This exact thought popped into my head this morning.
Talk about PI.TY. PAR.TY.
Yeah, I had a little one.
This thought flooded my mind and actually brought out some real raw emotion I didn't even know I had. Way to start the day on a high note, Mama Belle.
I had no idea I had some leftover, immature insecurity in there. I'm over 40, people. Ain't nobody my age got time to be messin' with that!
But, unfortunately, insecurity can linger at any age. Even when we thought we were over it.
Typically, I'm pretty secure (knock on wood) ... but there are those moments where I just wanna stab somebody in the eye when they say or do something that makes me question myself (or even someone else question themselves because I'm sensitive to stuff like that). I know! I know! I shouldn't want to stab someone in the eye ... it's not the Christian thing to do ... and "nobody can make you feel insecure" .. "only you can make yourself feel insecure" ... yeah, yeah ... yada, yada, yada.
But, let's get real: Some people naturally bring out your insecurities. You know it. And, so do I! I know it too well unfortunately. That's when you just try to avoid those people. At least, that's what I do.
Back to my lightbulb moment ...
Here's how crazy my mind works: (I'm sure there's someone who can sympathize with my patheticness ... not a word, but best describes this state)

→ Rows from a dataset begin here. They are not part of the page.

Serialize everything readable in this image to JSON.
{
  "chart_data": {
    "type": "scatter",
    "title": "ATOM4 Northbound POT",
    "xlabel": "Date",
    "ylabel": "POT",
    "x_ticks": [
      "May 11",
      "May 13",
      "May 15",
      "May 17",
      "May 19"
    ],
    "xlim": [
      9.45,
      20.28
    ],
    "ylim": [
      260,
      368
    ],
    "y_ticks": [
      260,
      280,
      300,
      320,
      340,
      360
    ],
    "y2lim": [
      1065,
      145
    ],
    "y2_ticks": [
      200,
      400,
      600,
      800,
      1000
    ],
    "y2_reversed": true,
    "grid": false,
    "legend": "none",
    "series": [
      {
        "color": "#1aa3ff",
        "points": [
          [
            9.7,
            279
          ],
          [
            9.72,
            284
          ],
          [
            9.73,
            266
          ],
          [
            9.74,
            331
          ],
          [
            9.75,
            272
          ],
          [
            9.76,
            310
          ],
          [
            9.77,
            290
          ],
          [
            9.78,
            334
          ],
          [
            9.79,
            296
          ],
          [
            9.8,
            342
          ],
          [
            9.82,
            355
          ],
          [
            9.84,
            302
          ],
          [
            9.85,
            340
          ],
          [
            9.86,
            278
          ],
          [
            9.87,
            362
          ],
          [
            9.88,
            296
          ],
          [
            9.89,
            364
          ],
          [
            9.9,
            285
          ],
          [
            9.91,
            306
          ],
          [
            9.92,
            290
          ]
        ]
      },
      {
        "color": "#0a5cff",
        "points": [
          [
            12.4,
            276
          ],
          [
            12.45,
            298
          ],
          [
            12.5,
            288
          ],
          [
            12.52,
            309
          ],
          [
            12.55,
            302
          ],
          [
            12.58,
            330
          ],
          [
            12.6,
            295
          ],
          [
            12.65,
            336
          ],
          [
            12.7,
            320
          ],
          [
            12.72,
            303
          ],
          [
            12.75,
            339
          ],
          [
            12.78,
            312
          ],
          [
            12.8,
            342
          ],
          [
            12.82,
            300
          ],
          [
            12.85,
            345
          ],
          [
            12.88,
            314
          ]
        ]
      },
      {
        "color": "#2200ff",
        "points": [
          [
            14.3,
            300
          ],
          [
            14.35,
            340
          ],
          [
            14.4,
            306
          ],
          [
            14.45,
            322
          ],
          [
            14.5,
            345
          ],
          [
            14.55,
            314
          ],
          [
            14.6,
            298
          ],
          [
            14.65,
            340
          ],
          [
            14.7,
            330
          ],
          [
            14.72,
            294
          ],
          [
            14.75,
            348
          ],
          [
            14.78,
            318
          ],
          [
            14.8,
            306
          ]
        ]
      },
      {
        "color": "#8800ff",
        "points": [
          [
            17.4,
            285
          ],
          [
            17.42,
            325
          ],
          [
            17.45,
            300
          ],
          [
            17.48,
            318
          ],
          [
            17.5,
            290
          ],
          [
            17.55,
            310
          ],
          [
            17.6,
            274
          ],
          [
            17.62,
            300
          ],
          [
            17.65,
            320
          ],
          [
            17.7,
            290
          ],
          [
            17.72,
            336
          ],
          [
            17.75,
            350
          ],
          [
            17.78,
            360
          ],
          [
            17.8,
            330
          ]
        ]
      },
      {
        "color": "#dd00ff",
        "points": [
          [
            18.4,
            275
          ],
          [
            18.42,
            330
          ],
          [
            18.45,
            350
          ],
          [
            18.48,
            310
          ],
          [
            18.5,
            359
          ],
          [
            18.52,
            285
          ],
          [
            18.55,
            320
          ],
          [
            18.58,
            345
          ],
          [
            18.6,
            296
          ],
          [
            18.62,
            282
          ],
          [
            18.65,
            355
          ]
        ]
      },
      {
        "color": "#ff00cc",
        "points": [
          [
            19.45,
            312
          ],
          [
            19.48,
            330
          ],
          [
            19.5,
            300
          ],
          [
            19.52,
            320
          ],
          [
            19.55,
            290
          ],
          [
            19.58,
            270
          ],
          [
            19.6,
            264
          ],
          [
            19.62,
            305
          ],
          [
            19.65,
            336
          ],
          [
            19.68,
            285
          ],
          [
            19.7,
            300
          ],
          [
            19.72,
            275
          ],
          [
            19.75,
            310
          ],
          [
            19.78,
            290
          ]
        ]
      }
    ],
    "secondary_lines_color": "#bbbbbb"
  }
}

I literally tried to pinpoint moments and events in my life where I was someone's first choice.
I thought of nothing. Not even in the areas of the things that I was good at. I got nothin'.
I thought ... "SURELY ... there's gotta be SOMEONE who's picked me first!"
Even my own husband was engaged before. Geez. (Sidenote ... so was I, but that's neither here nor there. We're talking about my insecurities, not his.)
As my brain was racing, to try and think of just ONE thing, ONE area, ONE moment when someone chose ME first, I heard the Holy Spirit whisper to my soul ... "You're my first choice."
That's when my heart became full and I cried.
I was overwhelmed by the love of God.
That's what should be important to me. That's what really matters. Who cares if someone else picks me first? Ultimately, their opinion doesn't matter. Only His does. And, He chooses me every time.
I am His first choice. Everything else is secondary. Everything. Even others' opinions or non-opinions of me. Even my concern about others' opinions of non-opinions of me.
Why? Because I know who I am. And, I know whose I am.
I've heard it said many times: "Keep the one thing, the one thing."
Jesus is my one thing. Living for Him is my one thing. In that one thing, everything else falls into place.
Thank you, Jesus, for loving me first.
What's even totally incomprehensible is that not only am I His first choice, so are you. CRAZY. And, AWESOME.